Knowing your attacks and your defence
Ransomware attacks continue to adapt and evolve over time, but the best defence is always knowing what you want to protect
“The sophistication of attacks is growing,” said Damien Mallon, senior systems engineer at Datapac. “You have to double down on what you can do and get the basics right. You can close off a lot of attacks; you can break things in the attack chain if you double down on basic hygiene.”
In security, threats may evolve, but they mostly stay the same. Ransomware has been around since the late 1980s, yet is still a significant threat.

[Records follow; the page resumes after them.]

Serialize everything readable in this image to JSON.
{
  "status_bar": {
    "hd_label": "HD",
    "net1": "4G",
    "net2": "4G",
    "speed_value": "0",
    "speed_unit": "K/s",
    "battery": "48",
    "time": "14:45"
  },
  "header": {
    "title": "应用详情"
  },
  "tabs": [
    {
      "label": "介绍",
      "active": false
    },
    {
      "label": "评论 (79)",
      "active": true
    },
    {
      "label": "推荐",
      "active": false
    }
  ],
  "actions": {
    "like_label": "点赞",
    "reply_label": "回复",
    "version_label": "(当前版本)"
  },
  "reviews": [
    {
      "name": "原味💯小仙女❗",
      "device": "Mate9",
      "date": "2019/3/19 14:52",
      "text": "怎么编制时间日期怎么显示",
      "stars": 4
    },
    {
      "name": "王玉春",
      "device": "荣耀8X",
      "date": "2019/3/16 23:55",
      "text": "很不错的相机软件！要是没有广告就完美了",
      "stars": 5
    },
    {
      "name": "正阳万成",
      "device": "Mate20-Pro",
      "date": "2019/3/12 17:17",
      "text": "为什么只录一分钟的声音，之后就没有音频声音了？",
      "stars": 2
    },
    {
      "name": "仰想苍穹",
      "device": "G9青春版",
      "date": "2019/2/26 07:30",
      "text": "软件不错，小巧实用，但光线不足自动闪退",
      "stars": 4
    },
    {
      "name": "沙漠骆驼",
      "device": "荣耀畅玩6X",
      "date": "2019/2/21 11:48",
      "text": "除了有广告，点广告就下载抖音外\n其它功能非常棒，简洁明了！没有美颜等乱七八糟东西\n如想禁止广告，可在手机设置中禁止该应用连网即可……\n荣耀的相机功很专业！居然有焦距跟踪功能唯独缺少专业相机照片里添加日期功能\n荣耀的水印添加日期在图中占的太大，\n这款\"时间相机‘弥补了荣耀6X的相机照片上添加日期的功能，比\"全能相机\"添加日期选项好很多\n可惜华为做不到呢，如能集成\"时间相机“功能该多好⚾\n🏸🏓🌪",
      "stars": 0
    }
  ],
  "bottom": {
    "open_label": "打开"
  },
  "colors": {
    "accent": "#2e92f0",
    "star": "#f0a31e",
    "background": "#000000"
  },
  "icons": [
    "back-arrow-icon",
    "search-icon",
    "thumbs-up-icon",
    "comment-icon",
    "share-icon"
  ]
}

A recent report from ENISA found that ten terabytes of data were stolen each month by ransomware; 58.2 per cent of that data included employees’ personal data. The attacks we know are only the tip of the iceberg and they’re growing in sophistication, not just in how they’re delivered, but how they’re carried out.
Mallon mentioned one example from Datapac’s partner Sophos which saw a company attacked and compromised by two different organisations.
The first carried out the attack, and the second covered their tracks by wiping logs and other traces of the attack. While this has raised eyebrows, those defending have one advantage over the attackers: their expertise in artificial intelligence (AI) and machine learning.
This is one way that its partner Sophos can dynamically respond to threats in real time and keeps them ahead of the attackers. “Where the defenders have one advantage is they have expertise over the attackers in AI and machine learning, and dynamically respond.”
While having those products is good, it’s folly to assume that these tools alone will solve the problem.
Mallon says security has to be taken seriously at all levels and be a business-driven choice. The bigger problem is that if you go to any organisation, many of them won’t know what their software or hardware assets are, and you can’t protect what you don’t know.
“Installing a security product here and there is not going to do that because you’ll have blind spots,” he said. “Also, your data, where it is and what you’re trying to protect. Are you protecting personally identifiable information? Is it confidential information? Those are the questions you need to ask.”
“Once you get an idea of that, you can layer your defences based on that. We see major mistakes are made where a customer might have a blind spot as the product is in one place, but the data is sitting somewhere else.
“Even though they’re ticking boxes, they’re not properly protecting their data, so it’s understanding the organisation and implementing the layered security approach to defend you the way you can.”
There are reasons why such tools are helpful but not a silver bullet. A major development in the attack sector is ransomware-as-a-service (RaaS) which takes out the ability to identify the threat actor.
Before, you could identify them via the fingerprints they give away – tactics, techniques and the procedures in how they deliver and execute ransomware – and do active threat-hunting.
RaaS has taken that away because when the attack is carried out, it’s harder to determine who the attacker is.
“The ransomware is written by an organisation and then the criminal group use it to deliver their attacks,” Mallon said.
“It’s much like a generic attack, so it’s much harder for incident responders to identify who’s attacking or what group it could be. It’s another problem for defenders so it just highlights how complicated and complex the direction attacks are heading.”
Amid all these conversations, the issue of cost will always come up. There is a temptation not to prioritise security over other elements of a business or overlap the IT budget with the security budget when they address different parts of the company.
They can be difficult conversations to have, but the reality is that an uncomfortable moment is preferable to an attack.
“When you approach the sensitive subject of saying what’s your annual turnover, the potential of a devastating ransomware attack could wipe that out,” Mallon said. “Your IT security budget is the same as any security budget for your building; it must be in relation to the asset you’re protecting.”
“If you’re compromised, this amount of revenue could be eaten alive, so you really need to think about investing sensibly in your IT security.”
This is even more important when attackers take advantage of personal vulnerabilities and fears like the cost-of-living crisis. Attacks usually try to use behaviours and psychology against the user by taking advantage of their tiredness or causing them to panic, and the current landscape gives no shortage of opportunities.
“It really has to hit home that actually in a time of crisis like Covid, like the cost-of-living crisis, the attacks from threat actors are going up,” Mallon explained.
“We’re seeing it already, we’ve seen evidence this week of your energy bill revised, we’ve seen them come in and play on the current crisis, and people are in a state of panic and they click, so we just have to keep driving the message home.”
“The IT security has to be seen as how much value it can deliver and protect the overall revenue of the organisation.”